The UN Security Council approved on Wednesday the deployment of up to 75 observers to Hodeidah for six months to monitor implementation of the deal, which was the first significant breakthrough in peace efforts in five years.

The coalition, led by Saudi Arabia and the United Arab Emirates, intervened in the war in 2015 against the Houthis to restore the internationally recognised government of Abd-Rabbu Mansour Hadi, which was ousted from the capital Sanaa in 2014.

The Houthis, who say their revolution is against corruption, control most urban centres while Hadi's government is based in the southern port city of Aden.

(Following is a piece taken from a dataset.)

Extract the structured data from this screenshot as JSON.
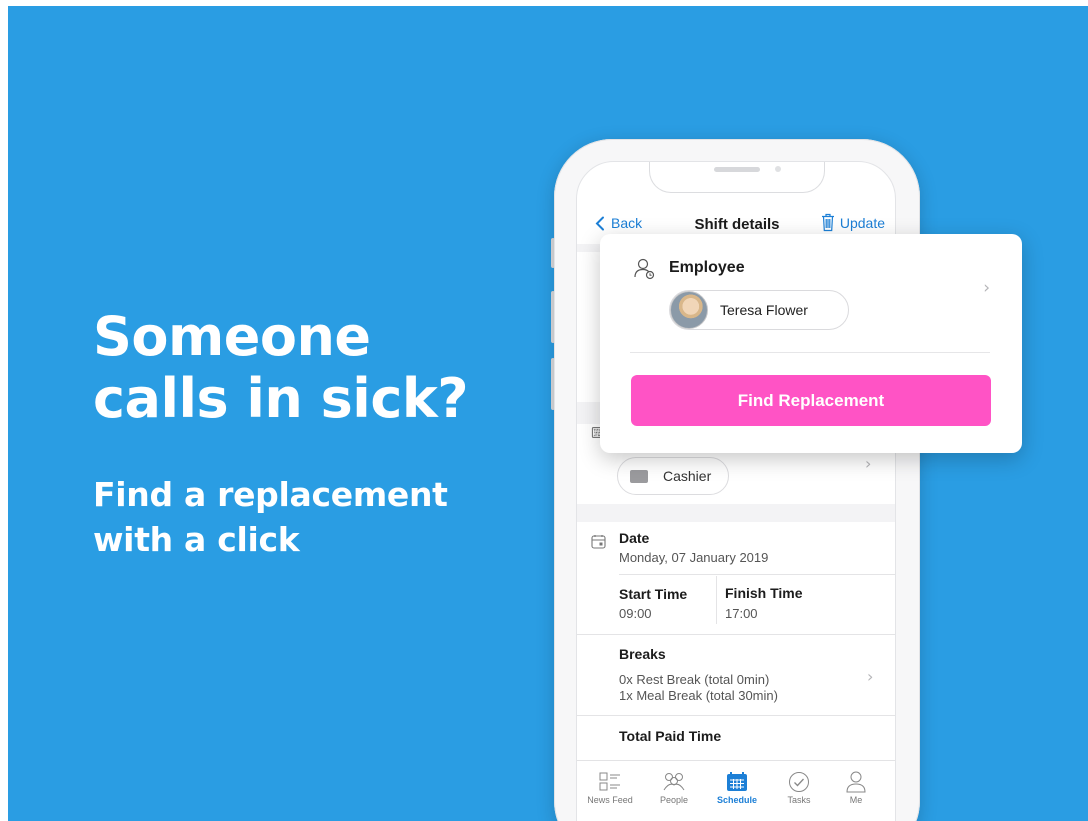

UN envoy Martin Griffiths has said that substantial progress was needed in Hodeidah before more talks can be held on ending the war that has killed tens of thousands of people.

US trained UAE forces for combat

Western allies, some of which supply arms and intelligence to the coalition, have pressed for an end to the conflict that is widely seen in the region as a proxy war between Saudi Arabia and Iran, which supports the Houthis.

Newly obtained documents revealed on Wednesday that the United States, despite past denials, was involved in training UAE pilots for combat in Yemen, where the UAE is fighting as part of a Saudi-led coalition, Yahoo News reported.

The US Air Forces Central Command documents specifically state that units at the US's Air Warfare Center in Al Dhafra, about 30km south of the UAE capital Abu Dhabi, "advanced the UAE's F-16 pilot training program," Yahoo News reported late on Wednesday.

Those trainees were then "immediately deployed for combat operations in Yemen" between 1 January 2016 and 31 December 2017, the news outlet said.

Yahoo News said it obtained the documents through the Freedom of Information Act.

Appearing to deny the report, a US Central Command spokesperson, as well as a second Centcom official, told Yahoo News that the US does not "conduct exercises with members of the [Saudi-led coalition] to prepare for combat operations in Yemen".